I am trying to show that a representation of the symmetric group $S_3$ is irreducible.
I am viewing $S_3$ as the symmetry group of the regular triangle in $\mathbb{C}$ with vertices $\mu_3=\{1,\omega, \omega^2\}$, generated by rotation through $\frac{2\pi}{3}$ and reflection $(x,y)\mapsto (x,-y)$. Then $a$ is the matrix \begin{bmatrix}\cos\frac{2\pi}{3}&-\sin\frac{2\pi}{3}\\\sin\frac{2\pi}{3}&\cos\frac{2\pi}{3}\end{bmatrix} and b is \begin{bmatrix}1&0\\0&-1\end{bmatrix}
Then by this construction, $S_3=\langle a,b \rangle$ is a matrix group in GL$(2,\mathbb{C})$, so it has a given representation on $V=\mathbb{C}^2$.
I am reading from lecture notes, and have stumbled onto something that is confusing me. In these, the argument that this representation is irreducible goes like this:
I claim that this representation is irreducible over $\mathbb{C}$. For a non-trivial $\mathbb{C}G$-submodule $U \subset V$ must be 1-dimensional, so a simultaneous eigenspace of $a$ and $b$. But the eigenspaces of $b$ are the $x$ and $y$ axes.
So far this makes sense to me: the eigenvalues of $b$ are $1,-1$, so it follows that the eigenspaces of $b$ are so. The argument continues:
But the eigenspaces of $a$ are $\mathbb{C} \cdot (1,\omega)$ and $\mathbb{C} \cdot (1,\omega^2)$.
I am stuck here. The eigenvalues of $a$ are $\omega$ and $\omega^2$, so the corresponding eigenvectors are $(1,i)$ and $(1,-i)$. Thus, the eigenspaces of $a$ are $\mathbb{C} \cdot (1,i)$ and $\mathbb{C} \cdot (1,-i)$. Have I misunderstood how to calculate eigenspaces (the space of $0$ union with multiples of the eigenvector)? Or is there a mistake in the notes I am reading from?
The argument then finishes nicely:
As these eigenspaces of $a$ and $b$ do not coincide, there cannot be a 1-dimensional representation.
Thus, the given representation is irreducible.
Any insight on my confusion surrounding the issue of eigenspaces would be appreciated!
You are right.

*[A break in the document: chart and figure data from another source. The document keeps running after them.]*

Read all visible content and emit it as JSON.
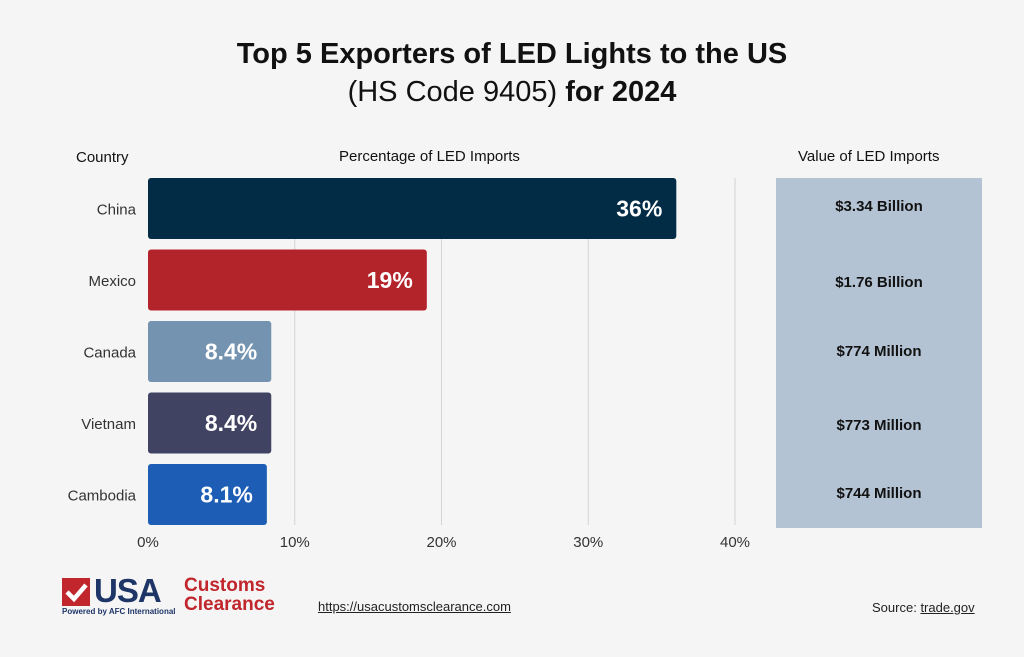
{
  "title": {
    "line1": "Top 5 Exporters of LED Lights to the US",
    "line2_regular": "(HS Code 9405)",
    "line2_bold": "for 2024"
  },
  "headers": {
    "country": "Country",
    "percentage": "Percentage of LED Imports",
    "value": "Value of LED Imports"
  },
  "chart_data": {
    "type": "bar",
    "orientation": "horizontal",
    "categories": [
      "China",
      "Mexico",
      "Canada",
      "Vietnam",
      "Cambodia"
    ],
    "values": [
      36,
      19,
      8.4,
      8.4,
      8.1
    ],
    "data_labels": [
      "36%",
      "19%",
      "8.4%",
      "8.4%",
      "8.1%"
    ],
    "bar_colors": [
      "#022b45",
      "#b3242a",
      "#7493b0",
      "#414362",
      "#1d5db5"
    ],
    "xlim": [
      0,
      40
    ],
    "x_ticks": [
      0,
      10,
      20,
      30,
      40
    ],
    "x_tick_labels": [
      "0%",
      "10%",
      "20%",
      "30%",
      "40%"
    ],
    "grid": "vertical",
    "xlabel": "",
    "ylabel": ""
  },
  "import_values": [
    "$3.34 Billion",
    "$1.76 Billion",
    "$774 Million",
    "$773 Million",
    "$744 Million"
  ],
  "footer": {
    "logo_usa": "USA",
    "logo_customs": "Customs",
    "logo_clearance": "Clearance",
    "logo_powered": "Powered by AFC International",
    "url": "https://usacustomsclearance.com",
    "source_label": "Source:",
    "source_link": "trade.gov"
  },
  "colors": {
    "background": "#f5f5f5",
    "value_panel": "#b3c3d3",
    "gridline": "#d4d4d4",
    "brand_blue": "#1d3567",
    "brand_red": "#c0262c"
  }
}
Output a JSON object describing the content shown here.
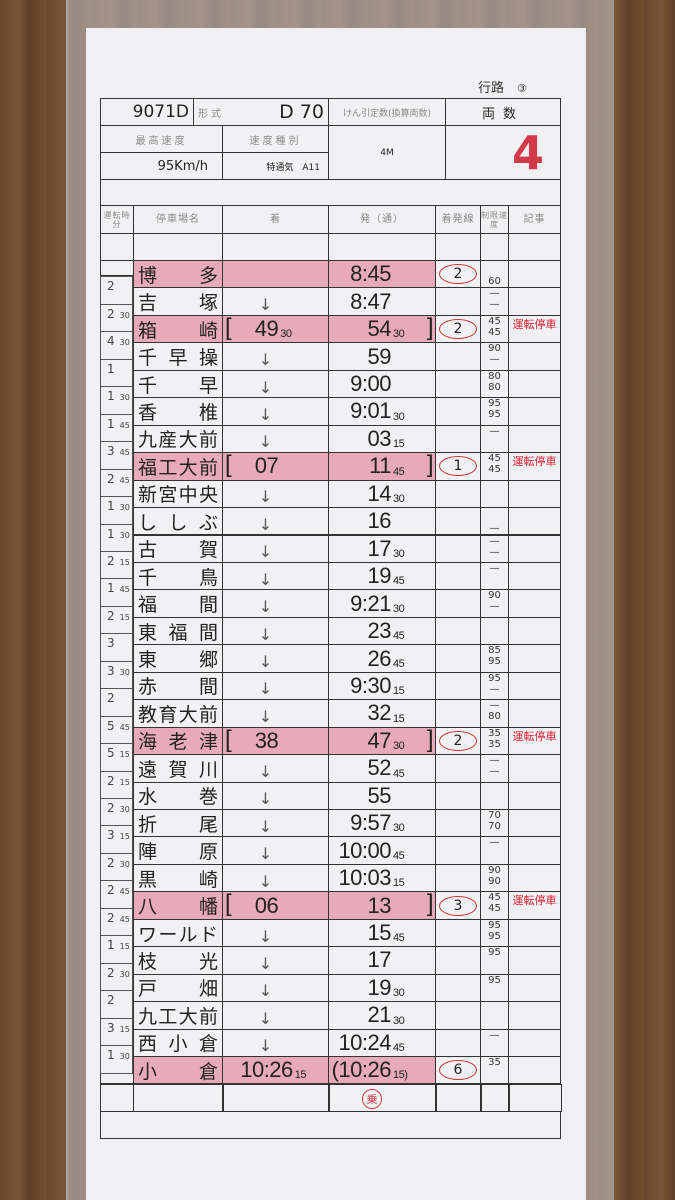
{
  "header": {
    "route_label": "行路",
    "route_no": "③",
    "train_no": "9071D",
    "type_label": "形式",
    "type_value": "D 70",
    "tonnage_label": "けん引定数(換算両数)",
    "cars_label": "両数",
    "max_speed_label": "最高速度",
    "speed_class_label": "速度種別",
    "max_speed": "95Km/h",
    "speed_class": "特通気　A11",
    "tonnage_value": "4M",
    "cars_value": "4"
  },
  "columns": {
    "runtime": "運転時分",
    "station": "停車場名",
    "arrive": "着",
    "depart": "発（通）",
    "track": "着発線",
    "speed": "制限速度",
    "remark": "記事"
  },
  "colors": {
    "stop_highlight": "#e8aabb",
    "red": "#d23a4a"
  },
  "runtimes": [
    [
      "2",
      ""
    ],
    [
      "2",
      "30"
    ],
    [
      "4",
      "30"
    ],
    [
      "1",
      ""
    ],
    [
      "1",
      "30"
    ],
    [
      "1",
      "45"
    ],
    [
      "3",
      "45"
    ],
    [
      "2",
      "45"
    ],
    [
      "1",
      "30"
    ],
    [
      "1",
      "30"
    ],
    [
      "2",
      "15"
    ],
    [
      "1",
      "45"
    ],
    [
      "2",
      "15"
    ],
    [
      "3",
      ""
    ],
    [
      "3",
      "30"
    ],
    [
      "2",
      ""
    ],
    [
      "5",
      "45"
    ],
    [
      "5",
      "15"
    ],
    [
      "2",
      "15"
    ],
    [
      "2",
      "30"
    ],
    [
      "3",
      "15"
    ],
    [
      "2",
      "30"
    ],
    [
      "2",
      "45"
    ],
    [
      "2",
      "45"
    ],
    [
      "1",
      "15"
    ],
    [
      "2",
      "30"
    ],
    [
      "2",
      ""
    ],
    [
      "3",
      "15"
    ],
    [
      "1",
      "30"
    ]
  ],
  "stations": [
    {
      "name": "博　多",
      "stop": true,
      "arr": "",
      "arr_s": "",
      "dep": "8:45",
      "dep_s": "",
      "bracket": false,
      "track": "2",
      "speed": [
        "",
        "60"
      ],
      "remark": ""
    },
    {
      "name": "吉　塚",
      "stop": false,
      "arr": "↓",
      "arr_s": "",
      "dep": "8:47",
      "dep_s": "",
      "bracket": false,
      "track": "",
      "speed": [
        "—",
        "—"
      ],
      "remark": ""
    },
    {
      "name": "箱　崎",
      "stop": true,
      "arr": "49",
      "arr_s": "30",
      "dep": "54",
      "dep_s": "30",
      "bracket": true,
      "track": "2",
      "speed": [
        "45",
        "45"
      ],
      "remark": "運転停車"
    },
    {
      "name": "千早操",
      "stop": false,
      "arr": "↓",
      "arr_s": "",
      "dep": "59",
      "dep_s": "",
      "bracket": false,
      "track": "",
      "speed": [
        "90",
        "—"
      ],
      "remark": ""
    },
    {
      "name": "千　早",
      "stop": false,
      "arr": "↓",
      "arr_s": "",
      "dep": "9:00",
      "dep_s": "",
      "bracket": false,
      "track": "",
      "speed": [
        "80",
        "80"
      ],
      "remark": ""
    },
    {
      "name": "香　椎",
      "stop": false,
      "arr": "↓",
      "arr_s": "",
      "dep": "9:01",
      "dep_s": "30",
      "bracket": false,
      "track": "",
      "speed": [
        "95",
        "95"
      ],
      "remark": ""
    },
    {
      "name": "九産大前",
      "stop": false,
      "arr": "↓",
      "arr_s": "",
      "dep": "03",
      "dep_s": "15",
      "bracket": false,
      "track": "",
      "speed": [
        "—",
        ""
      ],
      "remark": ""
    },
    {
      "name": "福工大前",
      "stop": true,
      "arr": "07",
      "arr_s": "",
      "dep": "11",
      "dep_s": "45",
      "bracket": true,
      "track": "1",
      "speed": [
        "45",
        "45"
      ],
      "remark": "運転停車"
    },
    {
      "name": "新宮中央",
      "stop": false,
      "arr": "↓",
      "arr_s": "",
      "dep": "14",
      "dep_s": "30",
      "bracket": false,
      "track": "",
      "speed": [
        "",
        ""
      ],
      "remark": ""
    },
    {
      "name": "ししぶ",
      "stop": false,
      "arr": "↓",
      "arr_s": "",
      "dep": "16",
      "dep_s": "",
      "bracket": false,
      "track": "",
      "speed": [
        "",
        "—"
      ],
      "remark": ""
    },
    {
      "name": "古　賀",
      "stop": false,
      "arr": "↓",
      "arr_s": "",
      "dep": "17",
      "dep_s": "30",
      "bracket": false,
      "track": "",
      "speed": [
        "—",
        "—"
      ],
      "remark": ""
    },
    {
      "name": "千　鳥",
      "stop": false,
      "arr": "↓",
      "arr_s": "",
      "dep": "19",
      "dep_s": "45",
      "bracket": false,
      "track": "",
      "speed": [
        "—",
        ""
      ],
      "remark": ""
    },
    {
      "name": "福　間",
      "stop": false,
      "arr": "↓",
      "arr_s": "",
      "dep": "9:21",
      "dep_s": "30",
      "bracket": false,
      "track": "",
      "speed": [
        "90",
        "—"
      ],
      "remark": ""
    },
    {
      "name": "東福間",
      "stop": false,
      "arr": "↓",
      "arr_s": "",
      "dep": "23",
      "dep_s": "45",
      "bracket": false,
      "track": "",
      "speed": [
        "",
        ""
      ],
      "remark": ""
    },
    {
      "name": "東　郷",
      "stop": false,
      "arr": "↓",
      "arr_s": "",
      "dep": "26",
      "dep_s": "45",
      "bracket": false,
      "track": "",
      "speed": [
        "85",
        "95"
      ],
      "remark": ""
    },
    {
      "name": "赤　間",
      "stop": false,
      "arr": "↓",
      "arr_s": "",
      "dep": "9:30",
      "dep_s": "15",
      "bracket": false,
      "track": "",
      "speed": [
        "95",
        "—"
      ],
      "remark": ""
    },
    {
      "name": "教育大前",
      "stop": false,
      "arr": "↓",
      "arr_s": "",
      "dep": "32",
      "dep_s": "15",
      "bracket": false,
      "track": "",
      "speed": [
        "—",
        "80"
      ],
      "remark": ""
    },
    {
      "name": "海老津",
      "stop": true,
      "arr": "38",
      "arr_s": "",
      "dep": "47",
      "dep_s": "30",
      "bracket": true,
      "track": "2",
      "speed": [
        "35",
        "35"
      ],
      "remark": "運転停車"
    },
    {
      "name": "遠賀川",
      "stop": false,
      "arr": "↓",
      "arr_s": "",
      "dep": "52",
      "dep_s": "45",
      "bracket": false,
      "track": "",
      "speed": [
        "—",
        "—"
      ],
      "remark": ""
    },
    {
      "name": "水　巻",
      "stop": false,
      "arr": "↓",
      "arr_s": "",
      "dep": "55",
      "dep_s": "",
      "bracket": false,
      "track": "",
      "speed": [
        "",
        ""
      ],
      "remark": ""
    },
    {
      "name": "折　尾",
      "stop": false,
      "arr": "↓",
      "arr_s": "",
      "dep": "9:57",
      "dep_s": "30",
      "bracket": false,
      "track": "",
      "speed": [
        "70",
        "70"
      ],
      "remark": ""
    },
    {
      "name": "陣　原",
      "stop": false,
      "arr": "↓",
      "arr_s": "",
      "dep": "10:00",
      "dep_s": "45",
      "bracket": false,
      "track": "",
      "speed": [
        "—",
        ""
      ],
      "remark": ""
    },
    {
      "name": "黒　崎",
      "stop": false,
      "arr": "↓",
      "arr_s": "",
      "dep": "10:03",
      "dep_s": "15",
      "bracket": false,
      "track": "",
      "speed": [
        "90",
        "90"
      ],
      "remark": ""
    },
    {
      "name": "八　幡",
      "stop": true,
      "arr": "06",
      "arr_s": "",
      "dep": "13",
      "dep_s": "",
      "bracket": true,
      "track": "3",
      "speed": [
        "45",
        "45"
      ],
      "remark": "運転停車"
    },
    {
      "name": "ワールド",
      "stop": false,
      "arr": "↓",
      "arr_s": "",
      "dep": "15",
      "dep_s": "45",
      "bracket": false,
      "track": "",
      "speed": [
        "95",
        "95"
      ],
      "remark": ""
    },
    {
      "name": "枝　光",
      "stop": false,
      "arr": "↓",
      "arr_s": "",
      "dep": "17",
      "dep_s": "",
      "bracket": false,
      "track": "",
      "speed": [
        "95",
        ""
      ],
      "remark": ""
    },
    {
      "name": "戸　畑",
      "stop": false,
      "arr": "↓",
      "arr_s": "",
      "dep": "19",
      "dep_s": "30",
      "bracket": false,
      "track": "",
      "speed": [
        "95",
        ""
      ],
      "remark": ""
    },
    {
      "name": "九工大前",
      "stop": false,
      "arr": "↓",
      "arr_s": "",
      "dep": "21",
      "dep_s": "30",
      "bracket": false,
      "track": "",
      "speed": [
        "",
        ""
      ],
      "remark": ""
    },
    {
      "name": "西小倉",
      "stop": false,
      "arr": "↓",
      "arr_s": "",
      "dep": "10:24",
      "dep_s": "45",
      "bracket": false,
      "track": "",
      "speed": [
        "—",
        ""
      ],
      "remark": ""
    },
    {
      "name": "小　倉",
      "stop": true,
      "arr": "10:26",
      "arr_s": "15",
      "dep": "(10:26",
      "dep_s": "15)",
      "bracket": false,
      "track": "6",
      "speed": [
        "35",
        ""
      ],
      "remark": ""
    }
  ],
  "stamp": "乗"
}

It must be a typo.
We have more generally for any multiple of a rotation matrix : $$\begin{pmatrix}a & -b \\ b & a\end{pmatrix} \cdot \begin{pmatrix}1 \\ \pm i\end{pmatrix} = \begin{pmatrix}a\mp bi \\ b\pm ai\end{pmatrix} = (a \mp bi)\begin{pmatrix}1\\ \pm i\end{pmatrix}$$ so the eigenvectors must be $\begin{pmatrix}1\\ \pm i\end{pmatrix}$.
Of course, this doesn't change the rest of the argument, since these eigenvectors are still different than the axes.